The Tale of the Dueling Neurosurgeons, by Sam Kean. Little, Brown and Company, 2014. $27.00 paper, ISBN-13: 978-0316182348.
Sam Kean’s first book, The Disappearing Spoon: And Other True Stories of Madness, Love and the History of the World from the Periodic Table is currently on the New York Times Best Seller list. His second, The Violinist’s Thumb: And Other Lost Tales of Love, War, and Genius, as Written by Our Genetic Code has also met critical acclaim. Kean, who has an undergraduate degree in physics and English and a Master’s degree in Library Science, draws from his experience as both physics student and story teller in his latest compilation of tales from the science department, The Tale of the Dueling Neurosurgeons. The title, no doubt, will catch the interest of any self-proclaimed neurology enthusiast. However, Kean’s collection of tragic, compelling and thought-provoking historical tales will appeal to a broader audience.

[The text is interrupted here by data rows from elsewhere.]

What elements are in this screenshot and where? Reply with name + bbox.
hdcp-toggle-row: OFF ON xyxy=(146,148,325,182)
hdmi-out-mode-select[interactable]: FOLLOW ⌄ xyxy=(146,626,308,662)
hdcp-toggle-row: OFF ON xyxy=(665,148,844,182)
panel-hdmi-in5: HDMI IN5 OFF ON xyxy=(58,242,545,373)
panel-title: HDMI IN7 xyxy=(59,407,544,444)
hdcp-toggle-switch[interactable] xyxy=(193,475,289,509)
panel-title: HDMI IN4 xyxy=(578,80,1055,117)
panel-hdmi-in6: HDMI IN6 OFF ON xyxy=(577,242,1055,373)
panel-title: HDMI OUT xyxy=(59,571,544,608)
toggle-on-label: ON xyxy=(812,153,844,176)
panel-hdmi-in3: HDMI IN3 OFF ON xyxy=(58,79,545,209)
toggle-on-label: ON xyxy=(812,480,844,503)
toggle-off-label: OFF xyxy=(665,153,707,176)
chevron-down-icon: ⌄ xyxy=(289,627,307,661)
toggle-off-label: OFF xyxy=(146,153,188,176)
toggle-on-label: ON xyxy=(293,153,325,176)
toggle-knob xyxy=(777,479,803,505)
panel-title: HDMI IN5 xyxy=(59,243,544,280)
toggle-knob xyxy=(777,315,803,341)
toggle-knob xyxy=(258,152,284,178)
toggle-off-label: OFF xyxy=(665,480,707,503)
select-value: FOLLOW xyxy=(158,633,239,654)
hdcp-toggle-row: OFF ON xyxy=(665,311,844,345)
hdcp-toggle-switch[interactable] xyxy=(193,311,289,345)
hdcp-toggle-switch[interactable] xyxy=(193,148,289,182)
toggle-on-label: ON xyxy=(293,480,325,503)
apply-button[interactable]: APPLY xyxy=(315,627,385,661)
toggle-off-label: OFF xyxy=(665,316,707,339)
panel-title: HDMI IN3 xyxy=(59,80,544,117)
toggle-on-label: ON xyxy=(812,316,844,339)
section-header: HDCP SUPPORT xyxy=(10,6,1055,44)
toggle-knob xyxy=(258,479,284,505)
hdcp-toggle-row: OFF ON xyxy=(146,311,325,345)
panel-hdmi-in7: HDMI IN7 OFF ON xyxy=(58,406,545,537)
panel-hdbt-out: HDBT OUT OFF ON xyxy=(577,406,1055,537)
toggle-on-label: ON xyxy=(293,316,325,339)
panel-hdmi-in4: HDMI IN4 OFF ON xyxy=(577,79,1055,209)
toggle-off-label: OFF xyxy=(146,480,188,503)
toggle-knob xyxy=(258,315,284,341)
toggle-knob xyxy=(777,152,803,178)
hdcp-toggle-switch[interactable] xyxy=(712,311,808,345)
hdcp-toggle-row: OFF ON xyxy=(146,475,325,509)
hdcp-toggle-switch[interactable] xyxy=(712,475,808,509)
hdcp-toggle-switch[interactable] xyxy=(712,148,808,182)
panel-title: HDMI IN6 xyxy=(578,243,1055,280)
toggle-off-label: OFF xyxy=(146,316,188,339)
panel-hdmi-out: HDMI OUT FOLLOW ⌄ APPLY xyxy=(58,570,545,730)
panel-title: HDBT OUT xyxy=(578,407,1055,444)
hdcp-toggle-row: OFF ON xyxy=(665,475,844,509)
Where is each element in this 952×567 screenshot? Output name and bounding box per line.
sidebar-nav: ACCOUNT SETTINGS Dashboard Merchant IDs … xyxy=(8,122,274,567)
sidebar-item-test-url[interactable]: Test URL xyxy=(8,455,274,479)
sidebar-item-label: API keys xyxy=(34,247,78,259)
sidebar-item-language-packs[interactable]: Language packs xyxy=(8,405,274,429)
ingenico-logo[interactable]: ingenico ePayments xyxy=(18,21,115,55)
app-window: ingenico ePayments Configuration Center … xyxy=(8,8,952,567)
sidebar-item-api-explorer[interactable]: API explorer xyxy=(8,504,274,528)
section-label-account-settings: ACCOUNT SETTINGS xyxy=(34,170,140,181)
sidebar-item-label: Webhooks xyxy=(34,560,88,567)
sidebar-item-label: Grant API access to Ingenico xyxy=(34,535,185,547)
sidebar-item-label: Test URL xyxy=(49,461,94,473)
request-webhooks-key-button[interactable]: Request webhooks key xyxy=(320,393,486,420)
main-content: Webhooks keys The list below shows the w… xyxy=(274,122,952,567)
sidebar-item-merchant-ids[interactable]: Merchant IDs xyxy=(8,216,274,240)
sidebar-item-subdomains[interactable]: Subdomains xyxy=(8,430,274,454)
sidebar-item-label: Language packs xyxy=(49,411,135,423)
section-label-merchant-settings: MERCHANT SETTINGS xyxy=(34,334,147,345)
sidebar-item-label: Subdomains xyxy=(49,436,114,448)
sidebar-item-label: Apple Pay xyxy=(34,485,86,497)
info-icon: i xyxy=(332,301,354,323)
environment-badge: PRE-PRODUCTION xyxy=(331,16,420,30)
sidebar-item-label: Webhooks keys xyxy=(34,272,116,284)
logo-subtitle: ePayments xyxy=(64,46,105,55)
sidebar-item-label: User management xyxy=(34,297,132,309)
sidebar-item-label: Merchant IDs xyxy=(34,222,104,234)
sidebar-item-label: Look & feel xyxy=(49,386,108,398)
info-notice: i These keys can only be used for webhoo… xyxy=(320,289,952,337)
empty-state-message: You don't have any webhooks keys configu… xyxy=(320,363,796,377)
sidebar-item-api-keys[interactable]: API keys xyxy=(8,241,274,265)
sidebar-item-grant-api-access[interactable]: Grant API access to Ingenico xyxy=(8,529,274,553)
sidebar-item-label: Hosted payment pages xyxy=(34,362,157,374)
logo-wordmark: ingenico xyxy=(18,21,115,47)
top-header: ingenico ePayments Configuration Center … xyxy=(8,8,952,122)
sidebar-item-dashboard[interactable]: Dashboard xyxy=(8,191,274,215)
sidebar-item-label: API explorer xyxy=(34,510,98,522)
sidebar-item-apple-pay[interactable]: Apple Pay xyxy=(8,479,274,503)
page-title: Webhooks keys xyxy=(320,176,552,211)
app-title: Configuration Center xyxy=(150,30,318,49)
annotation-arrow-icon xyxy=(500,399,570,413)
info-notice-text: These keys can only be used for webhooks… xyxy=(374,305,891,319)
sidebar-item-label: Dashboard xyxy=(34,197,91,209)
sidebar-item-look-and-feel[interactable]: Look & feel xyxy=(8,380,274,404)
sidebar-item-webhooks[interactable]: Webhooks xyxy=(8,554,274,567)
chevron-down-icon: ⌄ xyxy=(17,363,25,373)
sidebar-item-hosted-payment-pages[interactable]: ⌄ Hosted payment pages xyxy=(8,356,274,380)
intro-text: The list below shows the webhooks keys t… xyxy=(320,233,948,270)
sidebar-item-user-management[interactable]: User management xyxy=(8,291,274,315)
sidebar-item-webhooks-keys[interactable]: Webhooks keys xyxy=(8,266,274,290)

Dueling Neurosurgeons takes the reader on a tour of the human brain, from the neurotransmitters that relay sensory and experiential information to the hippocampus where memories are stored. The book is well organized, each chapter dedicated to a specific area of the brain. Kean offers research on the science community’s current hypotheses regarding how a particular region operates and relates a tale or two of case studies that have helped refine the understanding we have regarding each part of the brains anatomy. While this book consists of more science history than scientific explanation, the reader does leave with a more robust understanding of what the neurological community has deciphered to date regarding the mechanisms of the human brain. His research is thorough, for a non-specialist, and serves as a meta-analysis of case studies that have had a significant impact on the field of neurology.
Any great book requires compelling characters. Here Dueling Neurosurgeons does not disappoint. Kean’s subjects are at one end heroic and endearing, at the other end sad and despicable. He includes tales of presidential assassins, stubborn kings, gifted physicians and ordinary people. Kean himself becomes a subject in his book, as he begins by relating his own struggles with sleep paralysis. His numerous examples range from household names, such as President Woodrow Wilson, who suffered a severe stroke during his tour to promote the League of Nations, to obscure case study subjects known by only their initials. H.M is a notable example; having suffered a brain injury and subsequent seizures at a young age, he was then persuaded to have his hippocampus removed to alleviate his symptoms. The surgery left him with his short term memory intact but absolutely no long term memory. His affliction gave the neuroscience community evidence that long and short term memory reside in different areas of the brain. H.M’s and others struggles involving brain injuries or disease have offered the field of neuroscience its greatest discoveries surrounding the mysteries of the human brain. As Kean writes, “individual case studies have always been crucial to neuroscience; as with the best fiction, it’s the particulars of people’s lives that unveil the universal truths” (292).
Kean is a gifted storyteller and possesses an entertaining writing style that oscillates from sarcastically witty to heartwarmingly insightful. As well, Dueling Neurosurgeons does not shy away from the candid realities of the human condition. Kean is able to effectively navigate the often disturbing results of brain trauma with honesty, a touch of humor and respect for the individuals in his stories. He ends the book stating, “There are a lot of tales of injury and woe in this book. But there’s a hell of a lot of resiliency, too” (355).